Leading up to the OnePlus 6, we’ve seen OnePlus champion itself as the underdog. That’s exactly why news of 1 million units being sold in about three weeks seemed like a big deal. It’s the fastest-selling OnePlus phone ever, but don’t lose yourself in that number so quickly.
Looking at OnePlus as an underdog is two-sided. You should be impressed that word-of-mouth got it this far, but in the grand scheme 1 million units sold is nothing to make OnePlus’ competitors shake. OnePlus might not ever push the tens of millions of units Apple, Samsung, and Huawei push every quarter. Still, you should be impressed by the process to go from nothing to something in a few years.
What’s undeniably remarkable about OnePlus is its ability to grow without a big-budget advertising campaign. So the success story is more about its business tactics than actual sales figures. OnePlus will never sell like the industry’s juggernauts, but it can make a pretty penny for BBK Electronics. That’s what matters most.

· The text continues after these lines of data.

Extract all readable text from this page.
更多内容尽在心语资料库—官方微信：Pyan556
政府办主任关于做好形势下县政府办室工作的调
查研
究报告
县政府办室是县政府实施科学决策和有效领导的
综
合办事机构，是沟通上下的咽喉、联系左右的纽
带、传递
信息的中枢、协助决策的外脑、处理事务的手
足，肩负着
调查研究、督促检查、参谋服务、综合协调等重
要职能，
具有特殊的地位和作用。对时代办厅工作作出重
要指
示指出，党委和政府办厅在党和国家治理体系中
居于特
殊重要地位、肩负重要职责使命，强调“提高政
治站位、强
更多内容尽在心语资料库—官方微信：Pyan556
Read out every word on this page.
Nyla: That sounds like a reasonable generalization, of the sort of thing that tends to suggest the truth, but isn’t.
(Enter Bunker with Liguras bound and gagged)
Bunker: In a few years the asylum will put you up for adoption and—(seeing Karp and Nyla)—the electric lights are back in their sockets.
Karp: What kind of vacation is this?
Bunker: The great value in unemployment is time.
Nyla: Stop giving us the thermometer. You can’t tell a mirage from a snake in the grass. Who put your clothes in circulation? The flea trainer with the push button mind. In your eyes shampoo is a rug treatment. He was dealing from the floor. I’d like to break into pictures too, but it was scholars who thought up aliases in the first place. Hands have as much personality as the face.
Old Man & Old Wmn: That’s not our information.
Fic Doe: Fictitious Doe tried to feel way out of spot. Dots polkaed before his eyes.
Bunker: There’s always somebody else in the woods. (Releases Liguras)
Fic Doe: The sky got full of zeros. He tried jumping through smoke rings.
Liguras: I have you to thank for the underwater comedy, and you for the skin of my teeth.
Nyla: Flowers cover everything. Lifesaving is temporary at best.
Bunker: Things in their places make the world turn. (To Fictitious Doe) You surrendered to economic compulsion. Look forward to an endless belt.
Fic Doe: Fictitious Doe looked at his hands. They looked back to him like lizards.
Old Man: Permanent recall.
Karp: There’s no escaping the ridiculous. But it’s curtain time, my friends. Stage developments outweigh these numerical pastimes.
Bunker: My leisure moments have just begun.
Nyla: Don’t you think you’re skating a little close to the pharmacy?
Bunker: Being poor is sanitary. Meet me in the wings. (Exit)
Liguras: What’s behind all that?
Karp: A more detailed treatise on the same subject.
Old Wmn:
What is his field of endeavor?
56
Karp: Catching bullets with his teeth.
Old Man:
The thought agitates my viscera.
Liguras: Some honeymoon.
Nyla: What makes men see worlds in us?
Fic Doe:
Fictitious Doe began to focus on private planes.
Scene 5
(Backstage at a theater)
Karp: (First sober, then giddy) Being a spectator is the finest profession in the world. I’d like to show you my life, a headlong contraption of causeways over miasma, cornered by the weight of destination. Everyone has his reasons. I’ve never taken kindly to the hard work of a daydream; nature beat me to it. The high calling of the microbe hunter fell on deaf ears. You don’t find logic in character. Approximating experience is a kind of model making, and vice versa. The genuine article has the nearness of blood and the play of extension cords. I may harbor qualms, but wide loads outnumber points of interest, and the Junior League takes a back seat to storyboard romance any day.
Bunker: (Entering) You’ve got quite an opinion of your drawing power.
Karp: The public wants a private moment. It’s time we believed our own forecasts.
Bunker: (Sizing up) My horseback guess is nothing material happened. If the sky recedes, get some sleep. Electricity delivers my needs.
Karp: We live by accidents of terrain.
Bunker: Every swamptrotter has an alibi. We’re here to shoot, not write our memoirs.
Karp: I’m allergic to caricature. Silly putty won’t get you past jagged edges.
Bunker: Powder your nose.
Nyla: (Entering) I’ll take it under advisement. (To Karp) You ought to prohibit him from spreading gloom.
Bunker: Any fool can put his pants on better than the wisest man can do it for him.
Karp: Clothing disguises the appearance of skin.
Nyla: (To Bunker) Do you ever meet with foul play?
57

There’s an opportunity to own the summer. OnePlus doesn’t have to worry about an iPhone or Galaxy as of today, but the company oddly decides to have a tight window between flagships. That drives away prospective buyers who want to have the latest and greatest for more than six months.
Its flagships aren’t given room to breathe. Just as people get excited about the current flagship, the next one is near. OnePlus has been doing this for a few years. The OnePlus 3T and OnePlus 5T arrived only five months after their predecessors.
The OnePlus 6 is an excellent choice not only for a tech nerd but also the average person. But it’d be wrong for me not to say the OnePlus 6T will likely be official by November. Around the same time, we’ll see new flagships from Apple and Samsung as well as Google. OnePlus isn’t a household name like them yet.
In the industry, timing matters more than you think. OnePlus does grab plenty of headlines for a solid stretch into the summer, so it should consider giving more time to its first flagship of the year. Those early adopters won’t feel they’ve been ripped off, and OnePlus holds consistency on the market to attract people who might otherwise ignore the brand.
OnePlus cannot continue dancing around the problem. While it’ll never be as popular as the globally-known names right away, it stands a chance at being known. OnePlus just needs to keep a product on the market long enough for people to know it’s there. Then it can serve more than the fervent loyalists and their friends.
If OnePlus doesn’t want to stop using what BBK Electronics shares between its brands, the very least it can do is stop cannibalizing itself and annoying customers by releasing a new flagship on the heels of the last.